Statistically 91% of all searches in search engines abort in the first page, meaning if your website is not listed in the top 10 results, then your chance of your pages being found from a prospect using a search engine decreases exponentially.
The top 10 results in search engines represent a commodity that is limited in scope and sought by millions from every online market imaginable.
While there is nothing I enjoy more than passing along SEO techniques or what we have discovered about SEO to others. The only downside is once you share a technique or tactic; this only breeds additional competitors (if they are active in your market).
Talking about SEO and executing it better than 99% of the other websites online in a given market are two different things. This either means (a) the market is flimsy or (b) you really know what you’re doing, why you’re doing it and (c) how long it will take depending on the variables and resources present. Each campaign inevitably presents its own unique challenges, rewards and monetary and time commitments.

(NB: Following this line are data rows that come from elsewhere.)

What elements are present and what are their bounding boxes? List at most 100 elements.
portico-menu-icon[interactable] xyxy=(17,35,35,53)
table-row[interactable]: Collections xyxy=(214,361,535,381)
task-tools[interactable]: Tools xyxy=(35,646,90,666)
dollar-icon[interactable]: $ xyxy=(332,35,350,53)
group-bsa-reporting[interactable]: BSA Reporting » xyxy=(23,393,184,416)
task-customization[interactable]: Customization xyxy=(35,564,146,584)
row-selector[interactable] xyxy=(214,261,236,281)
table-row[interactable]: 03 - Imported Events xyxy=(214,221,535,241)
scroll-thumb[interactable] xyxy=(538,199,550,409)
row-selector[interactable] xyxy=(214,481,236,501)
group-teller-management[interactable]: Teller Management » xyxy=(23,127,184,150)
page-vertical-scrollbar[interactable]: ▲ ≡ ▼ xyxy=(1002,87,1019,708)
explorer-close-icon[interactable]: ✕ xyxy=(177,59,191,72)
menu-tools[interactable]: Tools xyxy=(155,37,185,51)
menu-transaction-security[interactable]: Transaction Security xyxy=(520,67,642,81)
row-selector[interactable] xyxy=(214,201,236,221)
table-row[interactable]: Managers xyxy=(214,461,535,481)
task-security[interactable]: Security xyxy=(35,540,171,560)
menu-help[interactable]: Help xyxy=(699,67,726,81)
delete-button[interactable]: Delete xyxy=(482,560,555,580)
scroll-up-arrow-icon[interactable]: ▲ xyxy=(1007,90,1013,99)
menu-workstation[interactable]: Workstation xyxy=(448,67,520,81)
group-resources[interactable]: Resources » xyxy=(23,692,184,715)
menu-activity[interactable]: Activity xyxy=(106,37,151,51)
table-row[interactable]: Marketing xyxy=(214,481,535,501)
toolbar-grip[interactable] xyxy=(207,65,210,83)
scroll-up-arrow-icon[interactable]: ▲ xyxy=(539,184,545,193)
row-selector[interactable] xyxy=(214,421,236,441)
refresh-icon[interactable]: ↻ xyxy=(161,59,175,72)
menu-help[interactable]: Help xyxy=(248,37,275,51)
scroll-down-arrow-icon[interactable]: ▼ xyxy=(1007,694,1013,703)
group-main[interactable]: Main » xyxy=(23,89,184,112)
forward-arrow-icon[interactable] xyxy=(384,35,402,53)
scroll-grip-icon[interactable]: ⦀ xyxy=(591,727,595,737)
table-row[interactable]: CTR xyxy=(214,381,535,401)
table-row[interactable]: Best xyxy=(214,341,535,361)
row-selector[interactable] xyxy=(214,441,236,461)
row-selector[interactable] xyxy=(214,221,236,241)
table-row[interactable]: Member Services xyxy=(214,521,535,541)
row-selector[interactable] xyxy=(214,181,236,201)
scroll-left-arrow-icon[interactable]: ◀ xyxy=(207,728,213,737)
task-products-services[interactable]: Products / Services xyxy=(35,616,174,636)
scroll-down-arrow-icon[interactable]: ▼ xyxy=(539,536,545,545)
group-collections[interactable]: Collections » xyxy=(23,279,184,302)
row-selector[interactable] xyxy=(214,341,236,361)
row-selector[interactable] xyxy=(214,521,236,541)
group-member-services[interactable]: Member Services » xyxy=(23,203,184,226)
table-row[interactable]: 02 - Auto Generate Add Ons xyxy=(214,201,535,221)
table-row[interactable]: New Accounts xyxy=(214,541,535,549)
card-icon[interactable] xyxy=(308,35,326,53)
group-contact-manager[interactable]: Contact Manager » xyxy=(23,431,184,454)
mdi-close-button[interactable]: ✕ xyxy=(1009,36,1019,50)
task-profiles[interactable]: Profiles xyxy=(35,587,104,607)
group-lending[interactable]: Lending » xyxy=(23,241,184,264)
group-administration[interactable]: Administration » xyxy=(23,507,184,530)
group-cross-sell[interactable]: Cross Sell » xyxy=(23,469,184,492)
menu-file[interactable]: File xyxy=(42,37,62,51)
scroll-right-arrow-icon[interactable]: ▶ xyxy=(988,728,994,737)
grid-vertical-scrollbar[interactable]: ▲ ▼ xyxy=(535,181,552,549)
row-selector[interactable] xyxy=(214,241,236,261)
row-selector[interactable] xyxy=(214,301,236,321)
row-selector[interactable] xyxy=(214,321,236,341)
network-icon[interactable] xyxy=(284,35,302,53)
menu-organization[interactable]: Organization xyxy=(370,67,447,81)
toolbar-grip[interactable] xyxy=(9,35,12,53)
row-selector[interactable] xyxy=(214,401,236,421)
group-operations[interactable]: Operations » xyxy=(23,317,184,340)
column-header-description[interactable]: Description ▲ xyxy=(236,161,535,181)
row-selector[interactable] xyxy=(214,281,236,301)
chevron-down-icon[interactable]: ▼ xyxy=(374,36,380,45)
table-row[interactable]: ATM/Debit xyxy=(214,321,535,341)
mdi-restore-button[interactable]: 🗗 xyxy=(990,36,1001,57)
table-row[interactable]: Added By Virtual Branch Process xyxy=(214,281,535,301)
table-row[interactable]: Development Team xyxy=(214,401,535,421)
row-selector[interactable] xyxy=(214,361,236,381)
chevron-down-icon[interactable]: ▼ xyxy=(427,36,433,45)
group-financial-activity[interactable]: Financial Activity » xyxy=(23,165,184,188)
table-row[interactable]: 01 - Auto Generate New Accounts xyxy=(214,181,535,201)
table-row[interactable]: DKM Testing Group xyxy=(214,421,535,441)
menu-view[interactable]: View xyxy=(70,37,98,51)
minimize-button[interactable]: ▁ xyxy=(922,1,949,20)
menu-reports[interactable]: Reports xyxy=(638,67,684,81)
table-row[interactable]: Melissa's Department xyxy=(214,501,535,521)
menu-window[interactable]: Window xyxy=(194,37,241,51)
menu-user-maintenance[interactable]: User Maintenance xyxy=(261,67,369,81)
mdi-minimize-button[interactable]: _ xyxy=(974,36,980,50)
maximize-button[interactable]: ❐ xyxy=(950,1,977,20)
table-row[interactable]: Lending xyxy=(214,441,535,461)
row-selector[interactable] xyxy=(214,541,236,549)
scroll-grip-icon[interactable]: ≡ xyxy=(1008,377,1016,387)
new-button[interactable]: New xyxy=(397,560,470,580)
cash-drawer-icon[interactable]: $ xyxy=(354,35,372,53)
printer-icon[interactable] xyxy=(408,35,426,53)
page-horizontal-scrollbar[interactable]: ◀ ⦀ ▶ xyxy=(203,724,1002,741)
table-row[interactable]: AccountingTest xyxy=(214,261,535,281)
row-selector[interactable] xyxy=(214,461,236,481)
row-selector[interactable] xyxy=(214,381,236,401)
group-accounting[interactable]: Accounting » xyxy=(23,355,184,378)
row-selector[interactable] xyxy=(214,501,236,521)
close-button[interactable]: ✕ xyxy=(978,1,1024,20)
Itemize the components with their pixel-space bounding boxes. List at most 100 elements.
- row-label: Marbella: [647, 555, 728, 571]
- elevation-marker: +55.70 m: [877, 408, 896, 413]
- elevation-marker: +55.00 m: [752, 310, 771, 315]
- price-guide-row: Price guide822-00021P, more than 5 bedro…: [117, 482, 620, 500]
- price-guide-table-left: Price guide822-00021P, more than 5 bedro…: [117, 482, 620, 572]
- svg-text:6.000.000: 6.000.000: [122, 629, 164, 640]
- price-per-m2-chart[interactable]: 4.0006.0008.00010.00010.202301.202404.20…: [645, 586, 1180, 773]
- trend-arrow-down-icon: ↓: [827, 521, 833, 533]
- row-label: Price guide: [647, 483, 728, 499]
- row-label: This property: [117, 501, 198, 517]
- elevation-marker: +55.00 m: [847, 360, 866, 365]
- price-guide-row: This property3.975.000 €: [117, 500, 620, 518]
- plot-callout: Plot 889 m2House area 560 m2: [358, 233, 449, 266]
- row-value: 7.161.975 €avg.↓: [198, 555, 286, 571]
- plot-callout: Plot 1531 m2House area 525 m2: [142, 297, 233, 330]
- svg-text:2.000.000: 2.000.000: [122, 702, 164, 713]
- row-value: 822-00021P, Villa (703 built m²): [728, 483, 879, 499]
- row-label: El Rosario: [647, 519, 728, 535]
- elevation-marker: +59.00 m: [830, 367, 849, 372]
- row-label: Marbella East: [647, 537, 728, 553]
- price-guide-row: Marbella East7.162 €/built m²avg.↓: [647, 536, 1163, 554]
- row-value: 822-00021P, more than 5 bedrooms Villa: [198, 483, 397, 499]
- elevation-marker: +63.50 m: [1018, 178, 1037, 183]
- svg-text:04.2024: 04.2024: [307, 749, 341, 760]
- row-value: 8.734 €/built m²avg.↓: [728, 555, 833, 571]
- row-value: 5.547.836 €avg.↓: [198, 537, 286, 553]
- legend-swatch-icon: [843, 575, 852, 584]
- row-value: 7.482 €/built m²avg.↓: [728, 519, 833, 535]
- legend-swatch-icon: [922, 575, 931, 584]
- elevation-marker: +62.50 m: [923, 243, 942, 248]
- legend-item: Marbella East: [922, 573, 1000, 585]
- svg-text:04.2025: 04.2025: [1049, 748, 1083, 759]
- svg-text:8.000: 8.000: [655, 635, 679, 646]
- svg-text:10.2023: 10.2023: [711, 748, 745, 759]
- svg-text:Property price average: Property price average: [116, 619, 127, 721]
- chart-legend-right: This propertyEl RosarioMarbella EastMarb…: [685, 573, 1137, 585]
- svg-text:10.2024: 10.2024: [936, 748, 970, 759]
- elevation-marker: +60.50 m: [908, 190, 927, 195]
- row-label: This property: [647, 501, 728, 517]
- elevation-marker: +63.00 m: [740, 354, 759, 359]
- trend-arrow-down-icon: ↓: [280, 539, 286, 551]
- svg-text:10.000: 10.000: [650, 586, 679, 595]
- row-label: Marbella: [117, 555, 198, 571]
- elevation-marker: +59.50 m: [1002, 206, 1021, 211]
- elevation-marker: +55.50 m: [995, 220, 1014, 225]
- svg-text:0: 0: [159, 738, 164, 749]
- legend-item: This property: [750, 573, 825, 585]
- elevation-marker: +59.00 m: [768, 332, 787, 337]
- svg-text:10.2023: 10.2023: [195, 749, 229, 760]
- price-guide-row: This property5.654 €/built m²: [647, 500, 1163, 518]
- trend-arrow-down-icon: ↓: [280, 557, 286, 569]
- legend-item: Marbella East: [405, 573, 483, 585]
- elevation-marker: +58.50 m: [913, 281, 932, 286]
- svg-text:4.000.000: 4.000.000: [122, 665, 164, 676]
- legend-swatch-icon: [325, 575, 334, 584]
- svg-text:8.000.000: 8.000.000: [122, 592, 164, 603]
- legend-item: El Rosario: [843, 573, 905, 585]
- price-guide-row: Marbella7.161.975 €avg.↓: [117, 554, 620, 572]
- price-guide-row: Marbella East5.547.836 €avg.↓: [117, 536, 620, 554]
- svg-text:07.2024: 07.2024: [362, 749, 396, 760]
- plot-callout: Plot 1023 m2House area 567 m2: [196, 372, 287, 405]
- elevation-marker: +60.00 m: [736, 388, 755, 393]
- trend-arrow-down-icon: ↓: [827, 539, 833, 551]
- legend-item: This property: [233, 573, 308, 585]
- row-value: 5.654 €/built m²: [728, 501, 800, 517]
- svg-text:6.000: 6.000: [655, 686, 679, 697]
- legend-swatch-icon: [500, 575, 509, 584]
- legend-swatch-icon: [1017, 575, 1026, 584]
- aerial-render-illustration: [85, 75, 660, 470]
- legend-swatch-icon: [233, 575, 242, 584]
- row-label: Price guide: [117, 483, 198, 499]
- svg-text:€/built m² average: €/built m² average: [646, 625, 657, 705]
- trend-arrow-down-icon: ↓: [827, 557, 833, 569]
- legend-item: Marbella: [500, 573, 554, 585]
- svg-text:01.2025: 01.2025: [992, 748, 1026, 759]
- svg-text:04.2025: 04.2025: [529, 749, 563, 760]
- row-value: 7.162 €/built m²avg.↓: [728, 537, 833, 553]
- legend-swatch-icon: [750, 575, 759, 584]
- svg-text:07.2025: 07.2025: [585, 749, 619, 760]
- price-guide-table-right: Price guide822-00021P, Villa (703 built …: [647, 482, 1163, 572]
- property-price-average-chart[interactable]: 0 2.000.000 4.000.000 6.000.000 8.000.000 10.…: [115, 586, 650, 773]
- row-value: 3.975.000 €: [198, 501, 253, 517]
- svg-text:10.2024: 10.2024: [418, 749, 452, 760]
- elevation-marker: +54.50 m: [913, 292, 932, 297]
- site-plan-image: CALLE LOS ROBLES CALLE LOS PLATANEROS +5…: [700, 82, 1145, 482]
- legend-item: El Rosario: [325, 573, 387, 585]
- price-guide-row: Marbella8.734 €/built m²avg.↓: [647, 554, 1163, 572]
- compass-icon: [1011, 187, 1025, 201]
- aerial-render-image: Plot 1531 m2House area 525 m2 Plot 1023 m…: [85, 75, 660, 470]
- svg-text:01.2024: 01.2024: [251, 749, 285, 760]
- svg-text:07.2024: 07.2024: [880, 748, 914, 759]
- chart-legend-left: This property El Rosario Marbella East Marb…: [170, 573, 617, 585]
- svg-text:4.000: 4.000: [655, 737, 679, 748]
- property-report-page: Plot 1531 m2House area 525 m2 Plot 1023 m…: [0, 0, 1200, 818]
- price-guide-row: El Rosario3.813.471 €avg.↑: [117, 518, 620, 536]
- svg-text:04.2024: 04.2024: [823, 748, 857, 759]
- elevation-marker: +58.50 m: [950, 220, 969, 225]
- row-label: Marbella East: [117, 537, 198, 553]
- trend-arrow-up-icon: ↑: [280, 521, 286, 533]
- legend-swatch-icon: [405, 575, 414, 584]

I can honestly state that our firm SEO Design Solutions executes campaigns on this level and our clients can attest to the fact (despite their desire to remain silent) that when conquering the most competitive, lucrative traffic-bearing keywords in a market, you have to know what to apply and when to apply it to get past seasoned competitors.
Two things to consider about SEO are (1) the better you are at it, the less clients assume they need you after scaling past competitors and acquiring page one results in a competitive vertical and (2) you are only successful if it works.
The need to assess, measure and pull the roots up from time to time to see if the plant is growing is an impulse that must be checked in lieu of tangible, stable rankings which must settle over time as a byproduct of relevance, trust and citation.
The 3 Stages of SEO Dominance
You need three things to succeed in a ranking war or battle for market share amongst various keyword clusters. Those three things are:
1. Content (relevance and volume).
2. Proper site architecture (CMS, Static and Internal Linking) and…
3. The proper volume and layers of deep links from other websites (to gain peer review).
Not putting the cart before the horse means you have to assess where you are at within this framework, or if your website has the equity it needs and merely lacks the structure or is it lacks the on page or off page resources. Being honest about if your site is merely grasping at straws randomly in its current embodiment and what you are going to do about it is paramount for creating progress.
In either situation, you still have to embrace and approach the market holistically and look beyond the keywords to see which competitors are dominant (across a cluster of keywords) to determine which methods they are using – so you can surpass them.
Under the first assumption of content, how many times do you have to see a Wikipedia listing in Google’s #1 position for virtually any keyword before you acknowledge that content relevance and volume are a large part of the algorithm and how it assumes trust (which is a precursor to rankings).
Links can come and go or gain or lose favor, but trusted websites which house authoritative content are the most difficult to usurp and surpass in search engines organically.
Case in point; if you have a 100 page website and your competitors have 10,000 pages (in addition to deep links as well), forget about just using links to surpass them; it’s time to hire an SEO copywriter to create something for search engines to sink their teeth into.
The sheer volume of collective content (published over time) allows those collective internal pages to pass authority from relevant page to relevant page and ball-roll trust and link equity into a powerhouse authority site (which requires less direct citation to any specific landing page to gain prominence).
In other words, if you are looking at the page from a fragmented personification (blindly assuming that links alone pushed it there) then you are missing the boat entirely. Domain authority is the ultimate SEO objective (which means volumes of relevant pages with a clear focus on which page is the champion for a given search phrase or keyword), which leads to our next point.
The Price of Relevance
There really are only four nodes of this assessment that correspond to the three metrics above:
1. You need more / relevant content.
2. You need more internal links and on site coherence to create the relevance signal and sculpt link equity.
3. You need more citation (en mass) from other sites or more relevant / trusted links or
4. All of the above.
If your pages lack any of those four ingredients above, then you are at the mercy of your competitor’s momentum and previous investment of time, content, links or SEO strategy.
That could mean they have the jump on you from layering page after page ahead of you to amass a higher relevance score than your website. Or, if you are challenging them to an off-page popularity contest with links to see who gains more trust, then you need to ensure you have a diverse, yet trusted link profile to stave their advance.
Getting to page 1 is worth it for competitive, market-defining keywords that wield massive traffic or can establish your website as a definitive brand leader. You just have to ask yourself, are you willing to invest the time, SEO costs to compete and have the patience to let the organic SEO kick in to see the fruits of your labor (ROI).
If not, then better leave it to the early adopters with vision, a stable budget and a grip of scale who understand what it takes from the standpoint of on page SEO, site architecture and off page optimization to arrive at page 1.